Microsoft has repeatedly attacked Jackson for comments he made to the press following the trial's close. In legal briefs, the company argued Jackson's comments infer bias and cast doubt on his handling of the entire case.

Hillard Sterling, an antitrust attorney with Chicago-based Gordon & Glickson, sees strong precedent for Jackson stepping down.

"This (Boston) case provides Microsoft more ammunition that Judge Jackson should have recused (i.e., disqualified) himself," he said. "Recusal is necessary with just the appearance of bias. It's not necessary to prove bias."

Microsoft declined to comment on the Thursday filing.

Jackson aimed some of his statements at Microsoft and others at chairman Bill Gates. But he also accused the appeals court of making up "about 90 percent of the facts" in an earlier Microsoft case. His out-of-court comments have weakened the government's chances of walking away with a clear victory on appeal, Sterling said.

Jackson's role in Special coverage: Breakup the case has ended for now. In June 2000, he ordered Microsoft be broken into separate companies--one for operating systems, one for software applications--after he had earlier ruled that the company violated U.S. antitrust law. But the Court of Appeals is expected to send back, or remand, the remedy portion of the case to the District Court and thus potentially back to Jackson.

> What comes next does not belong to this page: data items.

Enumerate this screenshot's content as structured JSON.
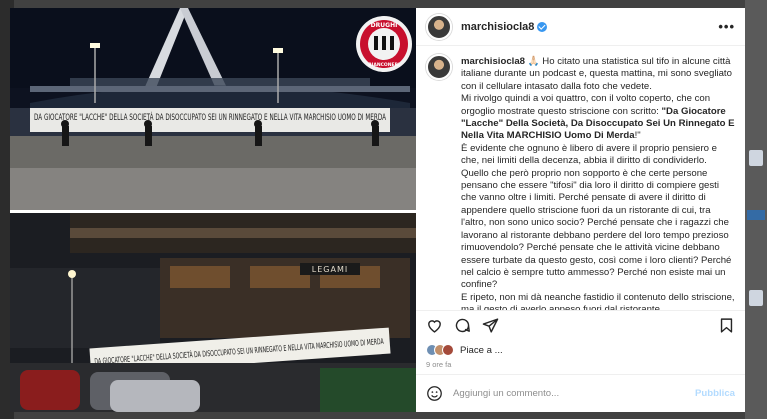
{
  "post": {
    "username": "marchisiocla8",
    "more_label": "•••",
    "caption": {
      "username": "marchisiocla8",
      "p1": "🙏🏻 Ho citato una statistica sul tifo in alcune città italiane durante un podcast e, questa mattina, mi sono svegliato con il cellulare intasato dalla foto che vedete.",
      "p2_pre": "Mi rivolgo quindi a voi quattro, con il volto coperto, che con orgoglio mostrate questo striscione con scritto: ",
      "p2_bold": "\"Da Giocatore \"Lacche\" Della Società, Da Disoccupato Sei Un Rinnegato E Nella Vita MARCHISIO Uomo Di Merda",
      "p2_post": "!\"",
      "p3": "È evidente che ognuno è libero di avere il proprio pensiero e che, nei limiti della decenza, abbia il diritto di condividerlo. Quello che però proprio non sopporto è che certe persone pensano che essere \"tifosi\" dia loro il diritto di compiere gesti che vanno oltre i limiti. Perché pensate di avere il diritto di appendere quello striscione fuori da un ristorante di cui, tra l'altro, non sono unico socio? Perché pensate che i ragazzi che lavorano al ristorante debbano perdere del loro tempo prezioso rimuovendolo? Perché pensate che le attività vicine debbano essere turbate da questo gesto, così come i loro clienti? Perché nel calcio è sempre tutto ammesso? Perché non esiste mai un confine?",
      "p4": "E ripeto, non mi dà neanche fastidio il contenuto dello striscione, ma il gesto di averlo appeso fuori dal ristorante."
    },
    "likes_text": "Piace a ...",
    "time": "9 ore fa",
    "comment_placeholder": "Aggiungi un commento...",
    "publish_label": "Pubblica"
  },
  "photo": {
    "logo_top": "DRUGHI",
    "logo_bottom": "BIANCONERI",
    "sign": "LEGAMI",
    "banner_top": "DA GIOCATORE \"LACCHE\" DELLA SOCIETÀ DA DISOCCUPATO SEI UN RINNEGATO E NELLA VITA MARCHISIO UOMO DI MERDA",
    "banner_bottom": "DA GIOCATORE \"LACCHE\" DELLA SOCIETÀ DA DISOCCUPATO SEI UN RINNEGATO E NELLA VITA MARCHISIO UOMO DI MERDA"
  },
  "icons": {
    "more": "more-horizontal-icon",
    "heart": "heart-icon",
    "comment": "comment-icon",
    "share": "share-icon",
    "bookmark": "bookmark-icon",
    "emoji": "emoji-icon"
  },
  "colors": {
    "verified": "#3897f0",
    "publish": "#b3dbff",
    "text": "#262626",
    "muted": "#8e8e8e"
  }
}
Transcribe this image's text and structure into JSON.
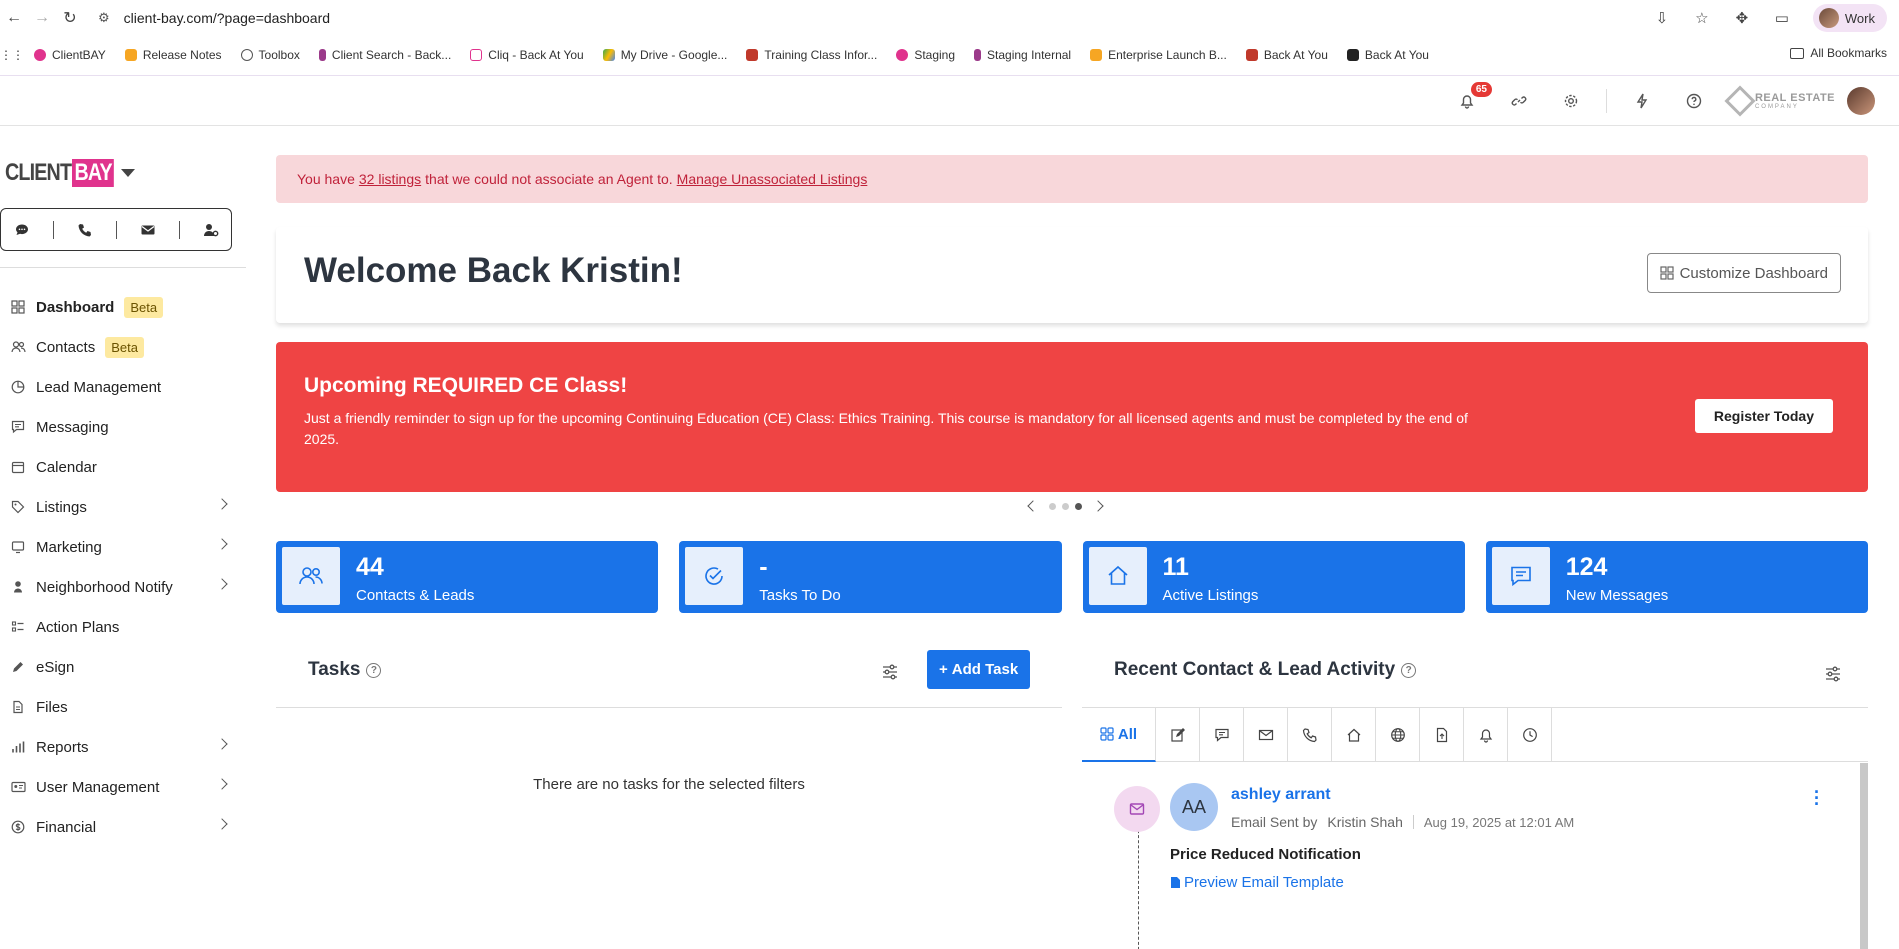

Lande said the timing of the Boston decision couldn't be better for Microsoft.

"It's a very strong precedent that Jackson should not hear the case on remand," he said.

Bill Kovacic, an antitrust professor at George Washington University, doubts the Court of Appeals would throw out the case based on Jackson's posttrial comments.

"I can't see the court vacating the verdict for Jackson's statements, but I don't see the appellate judges letting him touch this case again, either," Kovacic said. "You can safely assume he will be removed."

Do Jackson's comments undermine his ruling?
Lande also noted that while the Boston case ruling is good for removing Jackson, "it doesn't mean his opinion should be reversed."

But the larger impact of Jackson's extrajudicial statements is a more strict review of his ruling and remedy, Sterling said.

"Jackson's comments will not be cause for reversal, but they will color the appellate judges' views on the merits of the case," he said. "The judge's comments paint a picture that his disfavor of Microsoft motivated the decision, not the evidence in the record."

Microsoft could not normally draw the court's attention to another case, but under the Rules for Appellate Procedure, new decisions can be presented to the Court of Appeals. Microsoft's lead attorney in the trial, John Warden from New York-based Sullivan Cromwell, wrote the letter to the court.

On Tuesday, the Court of Appeals handed Microsoft an unexpected gift when setting a schedule for oral arguments. The court allotted 30 minutes each to Microsoft and the government--the Justice Department and 19 states--to discuss Jackson's "conduct of the trial and extrajudicial statements." Neither side had requested time to discuss Jackson.

"It would have been very easy for the appellate judges to acquiesce to the parties suggestion not to discuss this in the open courtroom," Kovacic said. "The court's willingness to discuss such an awkward topic in the open courtroom reflects their sense that it is a very serious issue."

Oral arguments in the case are scheduled for Feb. 26 and Feb. 27, with an appeals court decision expected as early as April or May.